Chronic Beryllium Disease
Chronic Beryllium Disease, or CBD, is a lung illness resulting from the inhalation of this metal in its dust particulate form. Even brief exposure can result in CBD, though more often it occurs many years after long-term exposure. This illness develops in approximately ten percent of those who are exposed to beryllium dust or powder.

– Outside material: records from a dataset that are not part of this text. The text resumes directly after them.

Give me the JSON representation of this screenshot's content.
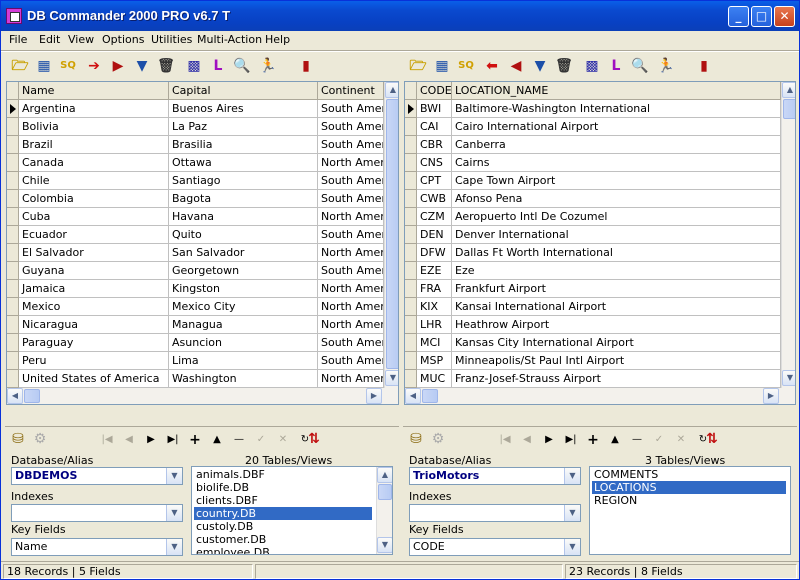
{
  "window": {
    "title": "DB Commander 2000 PRO v6.7 T",
    "min_label": "_",
    "max_label": "□",
    "close_label": "✕"
  },
  "menu": [
    {
      "label": "File"
    },
    {
      "label": "Edit"
    },
    {
      "label": "View"
    },
    {
      "label": "Options"
    },
    {
      "label": "Utilities"
    },
    {
      "label": "Multi-Action"
    },
    {
      "label": "Help"
    }
  ],
  "toolbar_icons": [
    "open-folder-icon",
    "table-icon",
    "sql-icon",
    "arrow-right-icon",
    "export-icon",
    "filter-icon",
    "trash-icon",
    "grid-icon",
    "index-icon",
    "search-icon",
    "run-icon",
    "exit-icon"
  ],
  "left": {
    "grid": {
      "columns": [
        "Name",
        "Capital",
        "Continent"
      ],
      "rows": [
        [
          "Argentina",
          "Buenos Aires",
          "South America"
        ],
        [
          "Bolivia",
          "La Paz",
          "South America"
        ],
        [
          "Brazil",
          "Brasilia",
          "South America"
        ],
        [
          "Canada",
          "Ottawa",
          "North America"
        ],
        [
          "Chile",
          "Santiago",
          "South America"
        ],
        [
          "Colombia",
          "Bagota",
          "South America"
        ],
        [
          "Cuba",
          "Havana",
          "North America"
        ],
        [
          "Ecuador",
          "Quito",
          "South America"
        ],
        [
          "El Salvador",
          "San Salvador",
          "North America"
        ],
        [
          "Guyana",
          "Georgetown",
          "South America"
        ],
        [
          "Jamaica",
          "Kingston",
          "North America"
        ],
        [
          "Mexico",
          "Mexico City",
          "North America"
        ],
        [
          "Nicaragua",
          "Managua",
          "North America"
        ],
        [
          "Paraguay",
          "Asuncion",
          "South America"
        ],
        [
          "Peru",
          "Lima",
          "South America"
        ],
        [
          "United States of America",
          "Washington",
          "North America"
        ]
      ]
    },
    "db_label": "Database/Alias",
    "db_value": "DBDEMOS",
    "tables_count": "20 Tables/Views",
    "tables": [
      "animals.DBF",
      "biolife.DB",
      "clients.DBF",
      "country.DB",
      "custoly.DB",
      "customer.DB",
      "employee.DB"
    ],
    "selected_table": "country.DB",
    "indexes_label": "Indexes",
    "indexes_value": "",
    "key_label": "Key Fields",
    "key_value": "Name",
    "status_records": "18 Records",
    "status_fields": "5 Fields"
  },
  "right": {
    "grid": {
      "columns": [
        "CODE",
        "LOCATION_NAME"
      ],
      "rows": [
        [
          "BWI",
          "Baltimore-Washington International"
        ],
        [
          "CAI",
          "Cairo International Airport"
        ],
        [
          "CBR",
          "Canberra"
        ],
        [
          "CNS",
          "Cairns"
        ],
        [
          "CPT",
          "Cape Town Airport"
        ],
        [
          "CWB",
          "Afonso Pena"
        ],
        [
          "CZM",
          "Aeropuerto Intl De Cozumel"
        ],
        [
          "DEN",
          "Denver International"
        ],
        [
          "DFW",
          "Dallas Ft Worth International"
        ],
        [
          "EZE",
          "Eze"
        ],
        [
          "FRA",
          "Frankfurt Airport"
        ],
        [
          "KIX",
          "Kansai International Airport"
        ],
        [
          "LHR",
          "Heathrow Airport"
        ],
        [
          "MCI",
          "Kansas City International Airport"
        ],
        [
          "MSP",
          "Minneapolis/St Paul Intl Airport"
        ],
        [
          "MUC",
          "Franz-Josef-Strauss Airport"
        ]
      ]
    },
    "db_label": "Database/Alias",
    "db_value": "TrioMotors",
    "tables_count": "3 Tables/Views",
    "tables": [
      "COMMENTS",
      "LOCATIONS",
      "REGION"
    ],
    "selected_table": "LOCATIONS",
    "indexes_label": "Indexes",
    "indexes_value": "",
    "key_label": "Key Fields",
    "key_value": "CODE",
    "status_records": "23 Records",
    "status_fields": "8 Fields"
  },
  "nav_glyphs": {
    "first": "|◀",
    "prior": "◀",
    "next": "▶",
    "last": "▶|",
    "insert": "+",
    "delete": "—",
    "edit": "▲",
    "post": "✓",
    "cancel": "✕",
    "refresh": "↻"
  }
}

In the early stages of CBD, few to no symptoms manifest. Eventually, however, the lungs become inflamed and develop scar tissue which interferes with vascular function and patients experience weakness, fatigue, difficulty breathing, loss of appetite, joint pain, weight loss, coughing and fever. Once this disease is contracted, there is no cure, and on occasion the illness has progressed to the development of lung cancer.
Controlling Beryllium Poisoning
As with most hazardous substances, preventing beryllium poisoning is accomplished by reducing and controlling occupational exposure to the substance. OSHA has set standards for the control and regulation of hazardous materials in the workplace.
These require ensuring that all workspaces are adequately ventilated. Hazardous materials are to be avoided if there are equivalent and less dangerous substances available. When such materials are used, they must be isolated and the proper personal protective equipment (PPE) including respirators, masks, gloves and other protective clothing must be used. Finally, when cleaning, vacuums with HEPA filters must be used to avoid the release of toxic materials into the air.
Education and Training
All manufacturers must provide safety data sheets to communicate the hazards of beryllium. Employers must display these data sheets and display safety labels and notices, as well as providing training detailing the hazards inherent and the methods to be taken to defend against such dangers.
Controlling your personal habits is also essential. Never eat, drink, smoke while around beryllium dust or fumes. Clean your workspace thoroughly before and after a shift.
Remove street clothes and change into uniform and PPE before entering the work area. Dispose of your uniform properly before leaving work, and if possible, shower before leaving work. Finally, keep a separate pair of work boots on site; clean them before leaving and do not wear them when you return home.